Best Buy’s northern oasis

In crisis mode south of the border, the chain is booming in Canada, selling everything from TVs to diaper bags

Best Buy’s northern oasis

Aaron Lynett/Toronto Star/GetStcok

Best Buy’s northern oasis
Aaron Lynett/Toronto Star/GetStcok

Canada has become a safe haven for U.S. retailers struggling to find growth in sluggish domestic and European markets. But none more so than Best Buy, the world’s largest consumer electronics company.

The Minnesota chain has experienced an endless stream of bad news south of the border, where it has been hard hit by both a drop in consumer spending and the rise of online discount competitors like Amazon.

It announced it was closing 50 stores after losing US$1.2-billion in the last fiscal year. It shut its U.K. stores in January. CEO Brian Dunn resigned after an ethics probe into an alleged relationship with a female subordinate. The scandal forced the chain’s founder and chairman, Richard Schulze, to resign and he has since been locked in a battle with directors over his plans to buy the firm and take it private. Last month, Best Buy announced it would stop issuing earnings forecasts.
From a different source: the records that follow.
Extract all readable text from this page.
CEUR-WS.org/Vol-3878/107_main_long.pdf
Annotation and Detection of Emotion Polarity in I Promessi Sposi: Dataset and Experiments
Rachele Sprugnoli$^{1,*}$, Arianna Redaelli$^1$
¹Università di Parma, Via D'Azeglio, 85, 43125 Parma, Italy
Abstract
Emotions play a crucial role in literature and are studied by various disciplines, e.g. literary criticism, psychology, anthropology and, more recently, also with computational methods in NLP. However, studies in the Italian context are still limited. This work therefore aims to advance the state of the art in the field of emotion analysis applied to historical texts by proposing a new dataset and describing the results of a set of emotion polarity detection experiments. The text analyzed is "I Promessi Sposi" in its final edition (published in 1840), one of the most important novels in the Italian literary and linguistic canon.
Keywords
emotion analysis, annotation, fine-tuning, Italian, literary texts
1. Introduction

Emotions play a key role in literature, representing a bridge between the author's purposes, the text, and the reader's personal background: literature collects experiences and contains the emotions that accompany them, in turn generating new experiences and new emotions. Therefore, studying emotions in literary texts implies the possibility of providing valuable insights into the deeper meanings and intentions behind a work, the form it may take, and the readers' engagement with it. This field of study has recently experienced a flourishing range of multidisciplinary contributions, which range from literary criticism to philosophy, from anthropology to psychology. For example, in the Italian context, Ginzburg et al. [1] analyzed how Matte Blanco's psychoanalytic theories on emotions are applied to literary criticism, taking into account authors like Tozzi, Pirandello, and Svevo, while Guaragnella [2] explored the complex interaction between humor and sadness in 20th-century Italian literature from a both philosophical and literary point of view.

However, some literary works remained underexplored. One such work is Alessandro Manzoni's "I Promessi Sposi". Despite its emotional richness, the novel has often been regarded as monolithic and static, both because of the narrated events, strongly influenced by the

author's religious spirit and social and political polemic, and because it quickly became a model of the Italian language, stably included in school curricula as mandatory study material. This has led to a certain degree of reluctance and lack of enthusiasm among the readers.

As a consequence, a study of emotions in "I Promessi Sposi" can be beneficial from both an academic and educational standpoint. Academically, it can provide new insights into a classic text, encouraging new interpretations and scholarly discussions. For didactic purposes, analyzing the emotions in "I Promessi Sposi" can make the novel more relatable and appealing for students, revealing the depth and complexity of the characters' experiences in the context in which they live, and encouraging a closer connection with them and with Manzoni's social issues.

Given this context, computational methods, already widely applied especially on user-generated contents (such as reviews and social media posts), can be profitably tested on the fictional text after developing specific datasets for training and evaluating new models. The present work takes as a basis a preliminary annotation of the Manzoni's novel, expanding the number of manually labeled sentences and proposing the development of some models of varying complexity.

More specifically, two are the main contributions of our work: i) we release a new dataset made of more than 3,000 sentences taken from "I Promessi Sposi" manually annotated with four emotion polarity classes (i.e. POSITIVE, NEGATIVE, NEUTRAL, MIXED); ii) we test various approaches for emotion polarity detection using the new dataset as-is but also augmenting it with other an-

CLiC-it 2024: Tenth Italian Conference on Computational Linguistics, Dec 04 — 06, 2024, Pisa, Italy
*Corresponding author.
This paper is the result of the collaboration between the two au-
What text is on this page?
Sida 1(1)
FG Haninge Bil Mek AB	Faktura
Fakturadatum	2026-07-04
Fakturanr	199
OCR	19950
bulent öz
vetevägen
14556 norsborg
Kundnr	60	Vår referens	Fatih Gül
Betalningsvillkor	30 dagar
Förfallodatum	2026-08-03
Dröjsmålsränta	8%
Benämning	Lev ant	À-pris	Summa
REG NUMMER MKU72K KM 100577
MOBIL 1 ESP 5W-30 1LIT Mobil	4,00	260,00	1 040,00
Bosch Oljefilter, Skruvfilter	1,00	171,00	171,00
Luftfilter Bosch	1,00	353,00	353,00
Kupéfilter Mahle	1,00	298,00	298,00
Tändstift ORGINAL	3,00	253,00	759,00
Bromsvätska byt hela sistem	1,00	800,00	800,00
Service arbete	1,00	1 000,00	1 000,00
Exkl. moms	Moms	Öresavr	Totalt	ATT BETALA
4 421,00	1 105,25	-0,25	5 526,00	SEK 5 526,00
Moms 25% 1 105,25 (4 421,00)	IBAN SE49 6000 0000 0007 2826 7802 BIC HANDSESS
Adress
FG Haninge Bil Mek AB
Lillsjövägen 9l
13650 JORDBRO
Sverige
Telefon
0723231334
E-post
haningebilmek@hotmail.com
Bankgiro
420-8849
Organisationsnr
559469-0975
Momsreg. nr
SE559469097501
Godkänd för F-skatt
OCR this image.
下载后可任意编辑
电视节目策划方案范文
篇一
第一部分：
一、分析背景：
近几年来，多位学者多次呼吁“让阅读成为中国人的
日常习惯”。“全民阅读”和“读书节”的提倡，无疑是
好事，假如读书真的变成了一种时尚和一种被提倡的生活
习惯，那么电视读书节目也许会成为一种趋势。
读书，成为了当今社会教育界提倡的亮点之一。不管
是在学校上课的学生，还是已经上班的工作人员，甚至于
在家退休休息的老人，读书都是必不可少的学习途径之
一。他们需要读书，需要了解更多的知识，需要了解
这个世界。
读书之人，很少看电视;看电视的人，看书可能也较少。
But all the while, the company has been opening new stores in Canada. It launched 25 Best Buy Mobile stores across the country this year, including four in the last month, along with two small-scale outlet stores. Its Canadian revenues were a bright spot in 2011, up about $40 million to $5.5 billion.

Its most significant development may be the firm’s recent promise to match the prices of its online competition, something the company has yet to offer in the U.S. It’s a move the company hopes will cut down on “showrooming,” where customers go to a store to play with a product, and then go home and buy it for a cheaper price online.
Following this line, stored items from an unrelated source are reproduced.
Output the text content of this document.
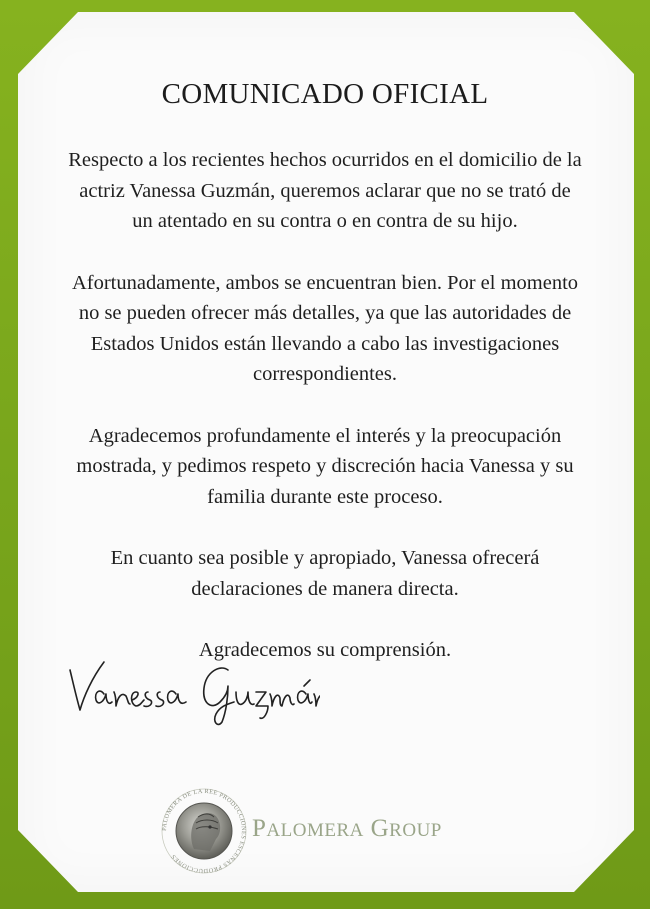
COMUNICADO OFICIAL

Respecto a los recientes hechos ocurridos en el domicilio de la
actriz Vanessa Guzmán, queremos aclarar que no se trató de
un atentado en su contra o en contra de su hijo.

Afortunadamente, ambos se encuentran bien. Por el momento
no se pueden ofrecer más detalles, ya que las autoridades de
Estados Unidos están llevando a cabo las investigaciones
correspondientes.

Agradecemos profundamente el interés y la preocupación
mostrada, y pedimos respeto y discreción hacia Vanessa y su
familia durante este proceso.

En cuanto sea posible y apropiado, Vanessa ofrecerá
declaraciones de manera directa.

Agradecemos su comprensión.

PALOMERA DE LA REE PRODUCCIONES ESCENAS PRODUCCIONES
PALOMERA GROUP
Best Buy can make such promises in Canada, where online retailers like Amazon haven’t offered nearly the selection of discount goods as in the U.S. and where Best Buy happens to own its chief competitor, Future Shop, which it bought in 2001. “There’s no question that the competitive landscape online is different by comparison,” Best Buy Canada president and COO Mike Pratt said in an email to Maclean’s. “But we’ve definitely seen an uptick in competitors in Canada as well in the last year.” The retailer’s Canadian operations are “coming off a record year in terms of profitability,” Pratt said, while its website has seen “high double digit” growth over the past year.

Its success in Canada has emboldened Best Buy to experiment with selling lifestyle items—such as luggage and kitchenware—to Canadians over the Internet. It recently launched an online-only suite of baby products. Diaper bags and TVs might seem like an unlikely marriage for Best Buy, but the company has been desperate to expand its business in Canada to counter sliding sales of products like video games and notebook computers, according to company financial statements.

Moving away from electronics and into the unknown territory of baby furniture is a huge gamble for the company, said retail consultant John Williams of J.C. Williams Group. “It’s a slippery slope because they make more margin on some of this stuff, but it detracts from their strength as a specialty store,” he said. “I don’t think it’s a wise strategy.”

Still, it just may be the retail giant’s best shot at getting ahead of the pack in Canada, even as it struggles to hang on everywhere else.